I'm writing a belated post about this article from Sunday because there seems to be some confusion over liability.

One rogue 19-year-old is a liable father to 13 kids to different mums.
A source has confirmed the man is named on the birth certificates of 13 children, and is liable to pay child support for them.
Figures released by the Inland Revenue Department show 943 teenage fathers were liable to pay child support at the end of last year. Some were just 15 years old, and already liable for two children.

If this liable teenage father does exist he will be assessed for 13 x $16.30 weekly, the minimum, or $$211.90 in total. With that kind of liability going on for the next 18 plus years he may well have skipped the country and become one of the many the Australian government are now trying to chase - or was that student loans?

In any discussion about the merits or otherwise of child support I inevitably come back to the DPB.

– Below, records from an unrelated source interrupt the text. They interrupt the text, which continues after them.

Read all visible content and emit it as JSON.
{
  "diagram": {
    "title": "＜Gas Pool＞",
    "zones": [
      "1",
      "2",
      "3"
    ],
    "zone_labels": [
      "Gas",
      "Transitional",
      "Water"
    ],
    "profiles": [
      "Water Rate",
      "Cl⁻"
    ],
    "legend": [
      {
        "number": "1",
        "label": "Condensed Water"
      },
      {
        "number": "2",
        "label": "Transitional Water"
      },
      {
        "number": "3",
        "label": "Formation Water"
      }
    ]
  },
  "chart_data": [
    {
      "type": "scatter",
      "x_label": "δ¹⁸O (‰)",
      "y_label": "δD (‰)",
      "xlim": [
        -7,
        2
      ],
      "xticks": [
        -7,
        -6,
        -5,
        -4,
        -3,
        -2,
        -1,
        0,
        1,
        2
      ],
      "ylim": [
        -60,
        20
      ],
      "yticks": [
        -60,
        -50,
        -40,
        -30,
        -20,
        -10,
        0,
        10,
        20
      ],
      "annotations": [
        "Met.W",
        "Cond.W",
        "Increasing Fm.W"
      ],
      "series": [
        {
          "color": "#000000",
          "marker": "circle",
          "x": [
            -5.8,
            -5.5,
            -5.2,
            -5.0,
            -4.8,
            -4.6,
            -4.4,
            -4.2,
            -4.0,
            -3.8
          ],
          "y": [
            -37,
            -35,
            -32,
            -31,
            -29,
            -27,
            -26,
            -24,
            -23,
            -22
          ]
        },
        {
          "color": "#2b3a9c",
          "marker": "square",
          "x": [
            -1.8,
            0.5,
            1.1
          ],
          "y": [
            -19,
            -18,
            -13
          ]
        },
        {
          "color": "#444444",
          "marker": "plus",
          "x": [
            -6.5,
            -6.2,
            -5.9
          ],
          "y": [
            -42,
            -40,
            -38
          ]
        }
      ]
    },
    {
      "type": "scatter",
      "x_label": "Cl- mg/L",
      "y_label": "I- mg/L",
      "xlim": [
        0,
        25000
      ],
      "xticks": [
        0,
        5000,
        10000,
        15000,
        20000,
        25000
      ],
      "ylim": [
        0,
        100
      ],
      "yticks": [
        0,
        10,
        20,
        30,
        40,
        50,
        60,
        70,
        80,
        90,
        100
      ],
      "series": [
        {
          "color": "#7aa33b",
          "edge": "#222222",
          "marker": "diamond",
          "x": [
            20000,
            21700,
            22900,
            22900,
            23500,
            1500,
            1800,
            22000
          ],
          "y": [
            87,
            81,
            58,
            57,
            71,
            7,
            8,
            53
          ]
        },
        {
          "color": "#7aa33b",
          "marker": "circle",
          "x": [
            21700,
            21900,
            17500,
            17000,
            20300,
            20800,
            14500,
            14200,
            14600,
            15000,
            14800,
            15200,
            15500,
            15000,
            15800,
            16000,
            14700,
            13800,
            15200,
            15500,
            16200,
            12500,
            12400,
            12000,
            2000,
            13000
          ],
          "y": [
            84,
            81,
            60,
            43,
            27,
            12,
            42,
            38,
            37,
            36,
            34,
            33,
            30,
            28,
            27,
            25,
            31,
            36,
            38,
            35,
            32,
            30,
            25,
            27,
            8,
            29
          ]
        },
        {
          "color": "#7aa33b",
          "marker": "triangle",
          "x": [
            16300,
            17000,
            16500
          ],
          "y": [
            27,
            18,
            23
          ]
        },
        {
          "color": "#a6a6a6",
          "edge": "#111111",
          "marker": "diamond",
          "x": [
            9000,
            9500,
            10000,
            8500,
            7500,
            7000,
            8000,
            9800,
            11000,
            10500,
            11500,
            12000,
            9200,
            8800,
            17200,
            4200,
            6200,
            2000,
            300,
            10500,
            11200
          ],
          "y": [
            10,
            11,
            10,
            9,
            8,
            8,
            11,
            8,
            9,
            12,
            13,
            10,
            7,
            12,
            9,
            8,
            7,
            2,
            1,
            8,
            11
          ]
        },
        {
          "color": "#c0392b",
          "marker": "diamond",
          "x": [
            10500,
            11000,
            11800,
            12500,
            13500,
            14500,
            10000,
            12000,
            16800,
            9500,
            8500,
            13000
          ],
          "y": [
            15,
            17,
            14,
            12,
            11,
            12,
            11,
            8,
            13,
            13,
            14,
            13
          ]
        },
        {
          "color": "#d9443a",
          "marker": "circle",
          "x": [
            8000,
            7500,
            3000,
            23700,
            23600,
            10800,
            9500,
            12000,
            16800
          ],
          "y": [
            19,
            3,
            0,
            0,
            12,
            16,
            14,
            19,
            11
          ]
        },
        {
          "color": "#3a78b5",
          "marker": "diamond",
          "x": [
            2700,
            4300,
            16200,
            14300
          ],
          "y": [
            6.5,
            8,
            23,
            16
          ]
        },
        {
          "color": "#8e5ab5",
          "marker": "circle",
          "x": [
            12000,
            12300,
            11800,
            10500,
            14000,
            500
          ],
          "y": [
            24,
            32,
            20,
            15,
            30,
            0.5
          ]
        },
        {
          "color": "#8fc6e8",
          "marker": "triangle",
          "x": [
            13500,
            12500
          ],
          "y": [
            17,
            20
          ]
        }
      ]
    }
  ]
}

Couples will always split or divorce and courts have always ordered maintenance be paid by the father (or occasionally) mother of any dependent children. That's fair. That morphed into today's child support (around 1991-2). Some couples negotiate the payment privately. Some choose to involve the state and subsequently, there is a good deal of argument over whether the current assessment formula is fair.

But for those fathers supporting a child being raised on the DPB from birth, fathers who were never in an ongoing relationship with the mother; who were never told about the pregnancy, had no opportunity to discuss what to do about it; who may have been knowingly used to provide a child/meal ticket - I am very uncomfortable about their liability. Yes, they are responsible to a point but if the DPB didn't exist, the mothers wouldn't have been using them or making the decision which leads to their 18 year liability.  Let's put it another way. A female finds herself pregnant. She knows if she has the child she will get an income equivalent to the minimum age and a home. She can get it from the state on the condition (and even this is easy enough to get around) she names the father so he can pay some probably pathetic amount to the taxpayer. And it usually is a trifling amount because of the socio-economic group these children are generally produced from.

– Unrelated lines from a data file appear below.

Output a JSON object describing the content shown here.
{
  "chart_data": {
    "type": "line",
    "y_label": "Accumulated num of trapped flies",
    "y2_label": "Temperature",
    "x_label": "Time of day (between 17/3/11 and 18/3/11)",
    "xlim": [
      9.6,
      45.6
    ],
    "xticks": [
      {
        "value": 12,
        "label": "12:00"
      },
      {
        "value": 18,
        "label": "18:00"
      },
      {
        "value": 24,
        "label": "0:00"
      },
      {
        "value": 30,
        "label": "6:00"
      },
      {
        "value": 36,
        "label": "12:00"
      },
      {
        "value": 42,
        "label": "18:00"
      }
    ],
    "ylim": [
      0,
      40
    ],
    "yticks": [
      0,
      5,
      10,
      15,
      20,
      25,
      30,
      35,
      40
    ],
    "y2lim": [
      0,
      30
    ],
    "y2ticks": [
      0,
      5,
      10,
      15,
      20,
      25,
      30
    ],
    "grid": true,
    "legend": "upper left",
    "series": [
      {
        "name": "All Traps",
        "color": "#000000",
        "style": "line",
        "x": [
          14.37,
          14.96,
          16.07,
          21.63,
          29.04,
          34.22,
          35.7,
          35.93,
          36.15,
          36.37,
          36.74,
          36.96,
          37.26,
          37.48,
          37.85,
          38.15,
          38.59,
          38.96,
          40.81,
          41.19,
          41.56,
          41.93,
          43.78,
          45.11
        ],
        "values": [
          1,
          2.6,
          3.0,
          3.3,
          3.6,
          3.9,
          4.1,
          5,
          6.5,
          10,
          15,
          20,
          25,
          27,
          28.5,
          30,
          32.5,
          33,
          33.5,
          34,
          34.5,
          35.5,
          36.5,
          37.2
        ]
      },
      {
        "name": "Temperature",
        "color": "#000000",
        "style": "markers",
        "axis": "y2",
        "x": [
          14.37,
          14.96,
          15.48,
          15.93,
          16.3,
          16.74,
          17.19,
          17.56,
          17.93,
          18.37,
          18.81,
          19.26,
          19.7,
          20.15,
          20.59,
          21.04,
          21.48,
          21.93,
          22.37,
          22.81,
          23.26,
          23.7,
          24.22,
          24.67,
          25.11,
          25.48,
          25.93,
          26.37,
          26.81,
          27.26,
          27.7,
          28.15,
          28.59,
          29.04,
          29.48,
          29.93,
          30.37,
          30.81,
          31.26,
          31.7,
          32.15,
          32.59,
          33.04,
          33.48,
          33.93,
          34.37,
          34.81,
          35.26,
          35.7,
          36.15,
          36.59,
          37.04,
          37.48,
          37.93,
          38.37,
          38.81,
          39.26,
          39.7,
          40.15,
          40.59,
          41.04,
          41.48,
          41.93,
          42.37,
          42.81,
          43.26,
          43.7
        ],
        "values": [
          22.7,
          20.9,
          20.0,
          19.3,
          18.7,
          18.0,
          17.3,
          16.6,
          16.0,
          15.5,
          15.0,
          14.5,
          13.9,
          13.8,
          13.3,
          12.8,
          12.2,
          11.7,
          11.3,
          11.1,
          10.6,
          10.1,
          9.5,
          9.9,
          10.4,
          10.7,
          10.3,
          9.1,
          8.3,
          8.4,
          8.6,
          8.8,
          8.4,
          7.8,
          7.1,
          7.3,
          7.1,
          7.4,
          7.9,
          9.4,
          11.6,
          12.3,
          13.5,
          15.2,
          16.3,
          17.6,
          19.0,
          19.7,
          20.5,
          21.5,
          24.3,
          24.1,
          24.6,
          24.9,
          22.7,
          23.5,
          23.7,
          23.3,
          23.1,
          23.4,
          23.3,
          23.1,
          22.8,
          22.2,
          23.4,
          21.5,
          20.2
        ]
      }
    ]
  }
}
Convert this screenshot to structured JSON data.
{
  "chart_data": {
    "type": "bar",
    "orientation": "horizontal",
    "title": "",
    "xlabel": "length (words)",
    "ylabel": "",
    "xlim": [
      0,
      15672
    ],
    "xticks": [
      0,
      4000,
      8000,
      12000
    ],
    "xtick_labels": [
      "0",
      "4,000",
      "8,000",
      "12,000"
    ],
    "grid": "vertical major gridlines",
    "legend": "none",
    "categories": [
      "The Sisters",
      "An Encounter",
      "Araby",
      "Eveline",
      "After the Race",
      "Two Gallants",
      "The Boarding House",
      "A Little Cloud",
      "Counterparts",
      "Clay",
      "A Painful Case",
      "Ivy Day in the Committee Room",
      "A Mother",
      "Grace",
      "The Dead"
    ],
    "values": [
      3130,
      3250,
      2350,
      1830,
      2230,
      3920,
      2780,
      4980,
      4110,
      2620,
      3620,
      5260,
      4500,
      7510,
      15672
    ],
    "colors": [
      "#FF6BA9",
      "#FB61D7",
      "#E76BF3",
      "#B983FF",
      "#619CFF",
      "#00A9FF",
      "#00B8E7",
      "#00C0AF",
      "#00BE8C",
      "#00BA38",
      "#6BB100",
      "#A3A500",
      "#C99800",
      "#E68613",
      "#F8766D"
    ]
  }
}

Get rid of this gaming and a good deal of the child support problems disappear.

(BTW I have no idea why, according to the article, "welfare workers were shocked". There are always a few thousand teenagers on the DPB at any given. It's not surprising at least some of the fathers of those children would be teen Dads. Throw in another known fact - male Sole-Maori identifiers are three and a half times more likely to have a partner pregnant by age twenty than non Maori - and none of this is surprising).

Sunday, February 17, 2013

DPB trivia

Around 10,000 sole parents on the DPB have had children to more than one child-support paying partner. (There will be more who have failed to name the father).

This piece of information was contained in an answer to a written question from Jacinda Ardern to the Minister of Revenue.

Wonder why she kept it quiet?

The current minimum child support payment is $16.30 - a mere 3 percent of a typical weekly payment to a single parent with two children living in Auckland.

And the left don't even want that tiny amount to go towards offsetting the DPB bill.